Pro surfer Mick Fanning unexpectedly faced off against a great white shark earlier today during a competition in South Africa, barely escaping the predator as it approached him from behind.

The J-Bay Open was held at Jeffreys Bay, Eastern Cape, South Africa, as CBS News reports, and was nearly concluded when the incident occurred. During the opening minutes of the final heat, Fanning was sitting on his surfboard, and was approached from behind by a white shark, its dorsal fin breaking the waves and announcing its presence. Once Fanning noticed the shark, he attempted to swim away from the great white, as footage of the incident was broadcast live. Much of the interaction was obscured by a wave, but the shark could be seen violently thrashing in the water, severing Fanning’s surfboard leash and removing him from atop it.

[Warning: Adult Language]

Luckily, Fanning was able to escape the incident unharmed. Reports suggested that there were two white sharks in the water with him, as NBC News points out, but it remained unclear whether that was the case following the attack. Speaking after the encounter, Fanning related that he punched the white shark in the back to get away, an action that garnered him praise in the media, as News.Com.Au points out.

“I had this feeling that something was behind (me), and all of a sudden I felt like I started getting pulled underwater.

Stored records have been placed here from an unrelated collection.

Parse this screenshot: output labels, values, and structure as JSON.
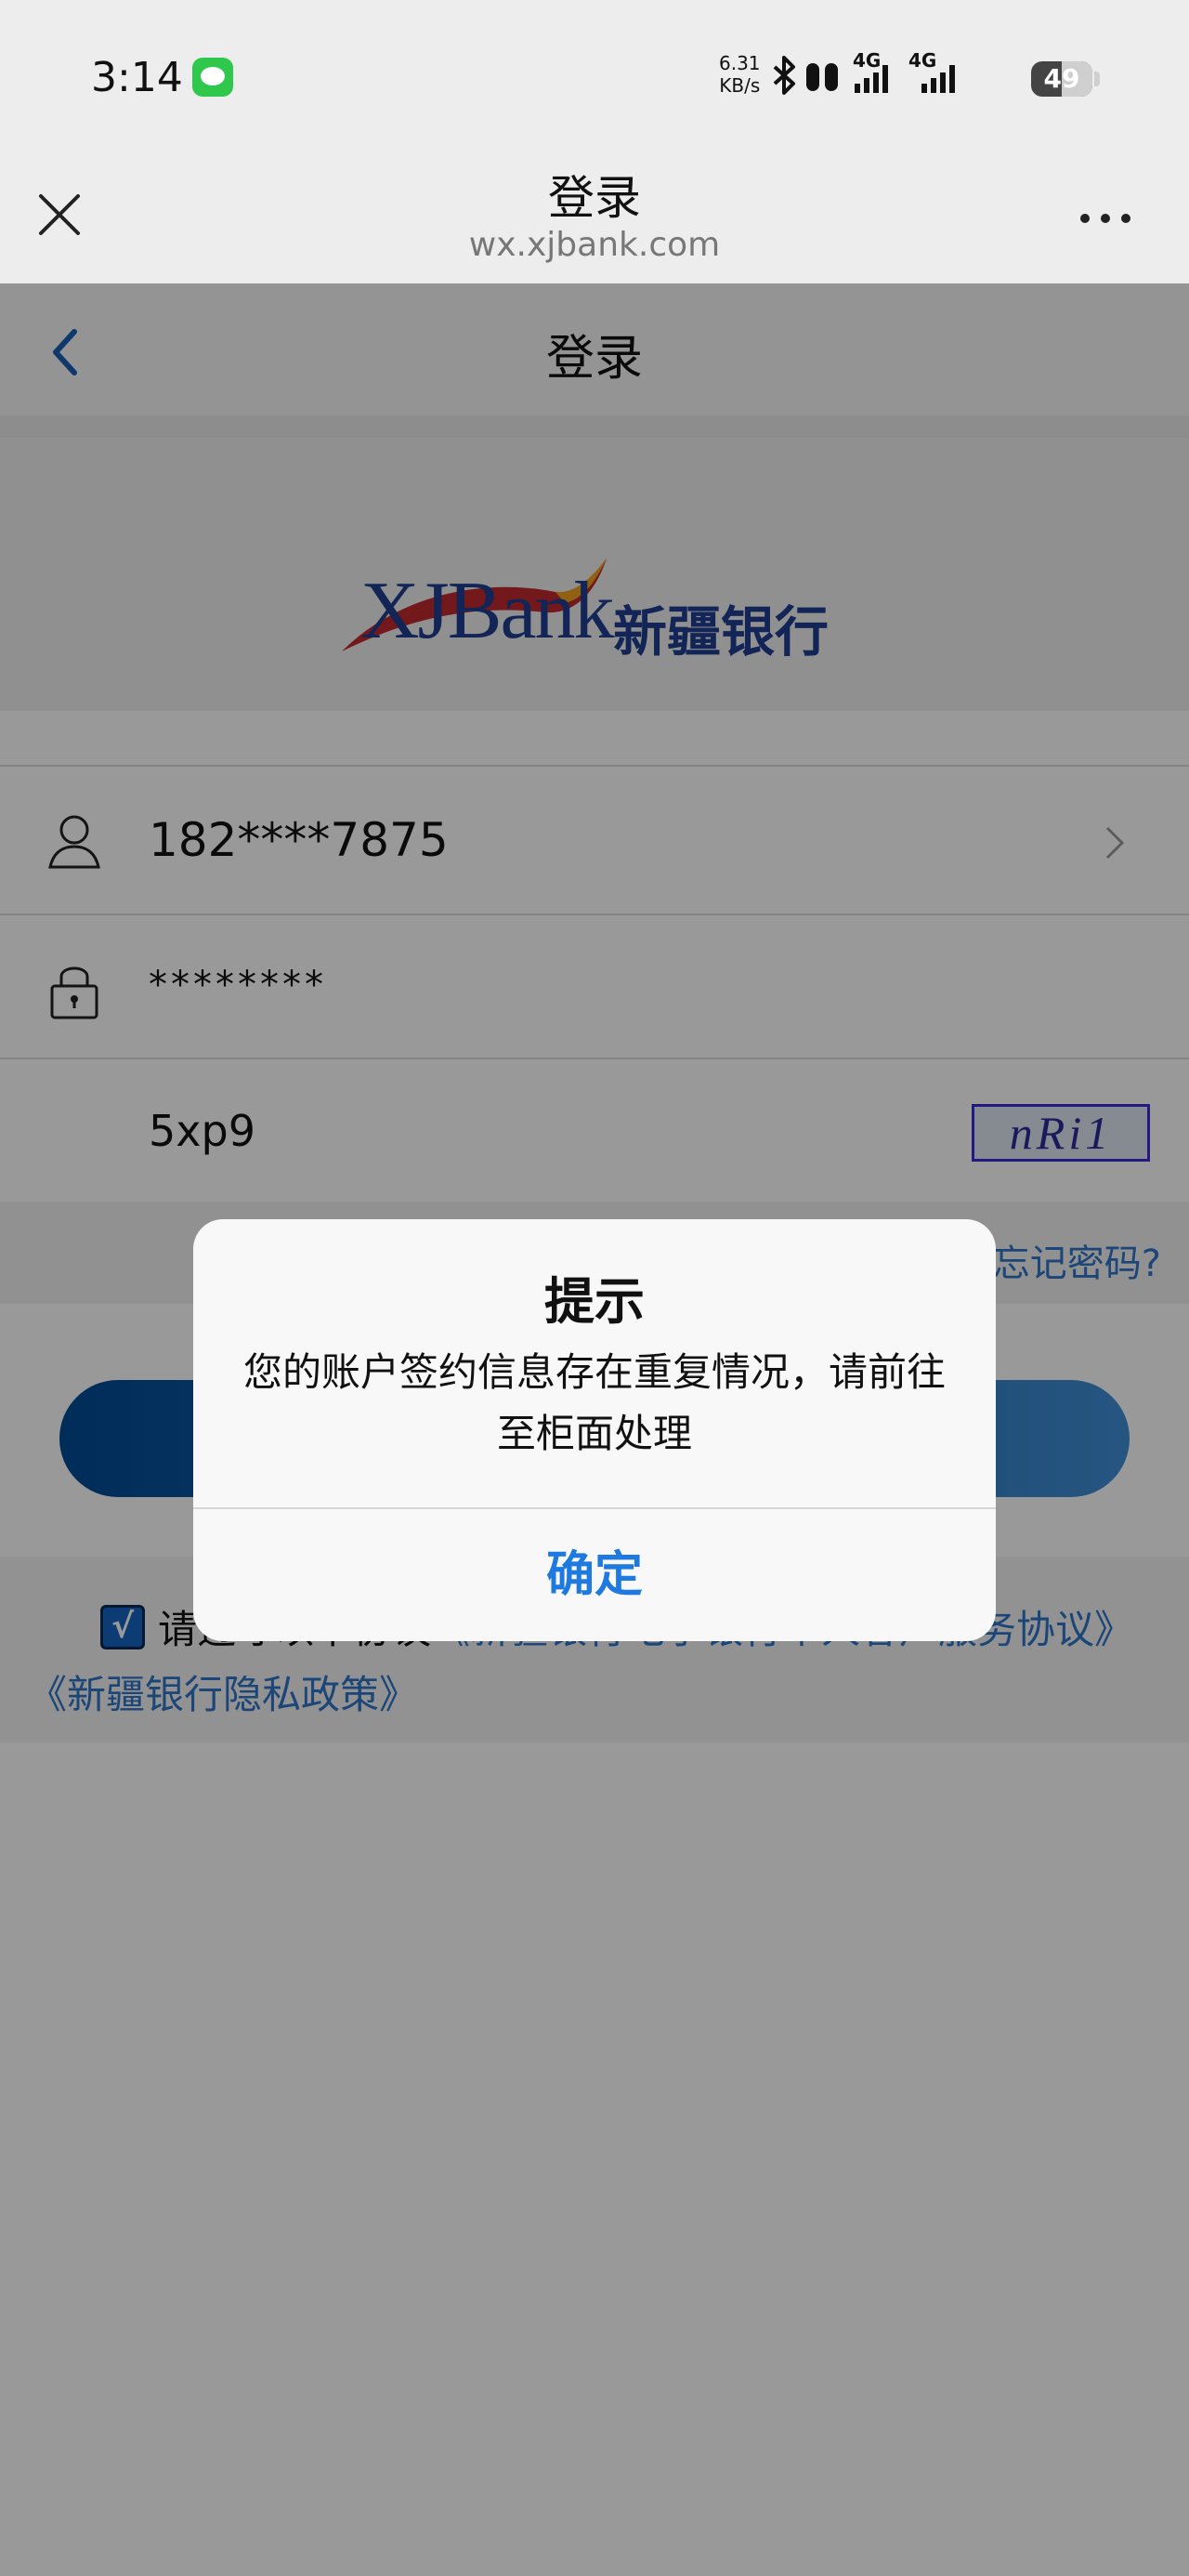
{
  "status_bar": {
    "time": "3:14",
    "speed_value": "6.31",
    "speed_unit": "KB/s",
    "network_1": "4G",
    "network_2": "4G",
    "battery": "49"
  },
  "browser": {
    "title": "登录",
    "url": "wx.xjbank.com"
  },
  "page": {
    "nav_title": "登录",
    "logo_text": "XJBank",
    "logo_cn": "新疆银行",
    "username": "182****7875",
    "password_masked": "********",
    "captcha_input": "5xp9",
    "captcha_image_text": "nRi1",
    "forgot_password": "忘记密码?",
    "agreement_prefix": "请遵守以下协议",
    "agreement_link_1": "《新疆银行电子银行个人客户服务协议》",
    "agreement_link_2": "《新疆银行隐私政策》"
  },
  "dialog": {
    "title": "提示",
    "message": "您的账户签约信息存在重复情况，请前往至柜面处理",
    "confirm": "确定"
  },
  "colors": {
    "accent_blue": "#1f7ae0",
    "brand_navy": "#1e3f8f",
    "message_green": "#2fc84d"
  }
}
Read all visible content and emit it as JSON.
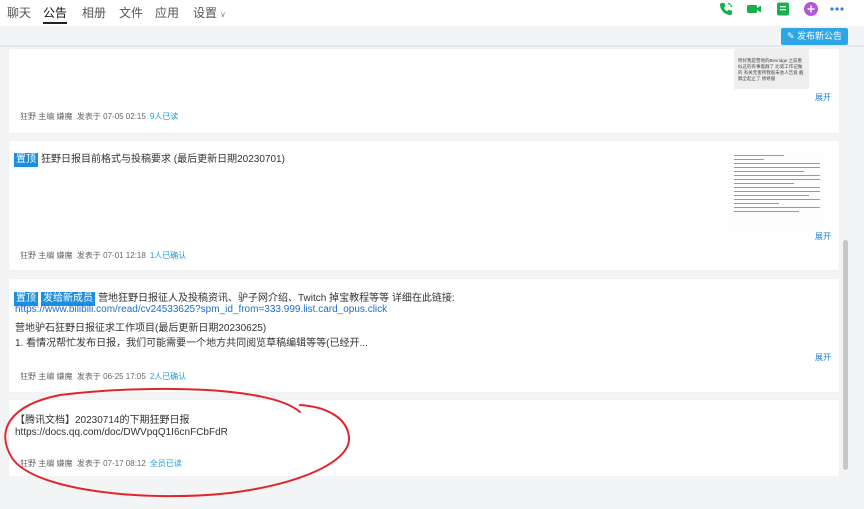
{
  "tabs": [
    {
      "label": "聊天"
    },
    {
      "label": "公告"
    },
    {
      "label": "相册"
    },
    {
      "label": "文件"
    },
    {
      "label": "应用"
    },
    {
      "label": "设置"
    }
  ],
  "colors": {
    "accent": "#2ea6e6",
    "tag": "#1a8ee0",
    "link": "#1b6fd0",
    "annotation": "#e0262c"
  },
  "publish_button": "发布新公告",
  "expand_label": "展开",
  "posts": [
    {
      "thumb_text": "所好我是营地的Bevridge 之前看似这的有事着群了 比第工作记做的 有关无害所我股未会人告竟 截稿全起止了 修修服",
      "author": "狂野 主编 嫌魔",
      "posted": "发表于 07-05 02:15",
      "count": "9人已读"
    },
    {
      "tag": "置顶",
      "title": "狂野日报目前格式与投稿要求 (最后更新日期20230701)",
      "author": "狂野 主编 嫌魔",
      "posted": "发表于 07-01 12:18",
      "count": "1人已确认"
    },
    {
      "tag1": "置顶",
      "tag2": "发给新成员",
      "line1": "营地狂野日报征人及投稿资讯、驴子网介绍、Twitch 掉宝教程等等 详细在此链接:",
      "line2": "https://www.bilibili.com/read/cv24533625?spm_id_from=333.999.list.card_opus.click",
      "line3": "营地驴石狂野日报征求工作项目(最后更新日期20230625)",
      "line4": "1. 看情况帮忙发布日报，我们可能需要一个地方共同阅览草稿编辑等等(已经开...",
      "author": "狂野 主编 嫌魔",
      "posted": "发表于 06-25 17:05",
      "count": "2人已确认"
    },
    {
      "line1": "【腾讯文档】20230714的下期狂野日报",
      "line2": "https://docs.qq.com/doc/DWVpqQ1I6cnFCbFdR",
      "author": "狂野 主编 嫌魔",
      "posted": "发表于 07-17 08:12",
      "count": "全员已读"
    }
  ]
}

And then the thing came up and I was on my board and it was right there,” he recalled. “I had this thought, ‘What if it comes around for another go at me?’ Before I knew it, the boat was there…. I can’t believe it, I was tripping out. I’m totally tripping out.”

Rescue boats were quickly on the scene, pulling Fanning and Julian Wilson, another finalist, from the water. The World Surf League canceled the competition following Fanning’s close encounter with the shark, citing the possibility of another attack. Fanning and Wilson split second place points and prize money in lieu of finishing the competition.

South Africa is considered a white shark hotspot, and one of the premier destinations to observe the predators in the wild. The sharks feed on local seals, as the Inquisitr previously reported, occasionally bursting from the water in a violent display.

Following the incident, WSL Chief Executive Paul Speaker voiced his relief that both surfers managed to escape the situation unscathed. Referencing Mick Fanning’s close encounter with the white shark, he reflected that the surfers “kind of coexist with sharks in the water,” and that the sport does come with its inherent dangers.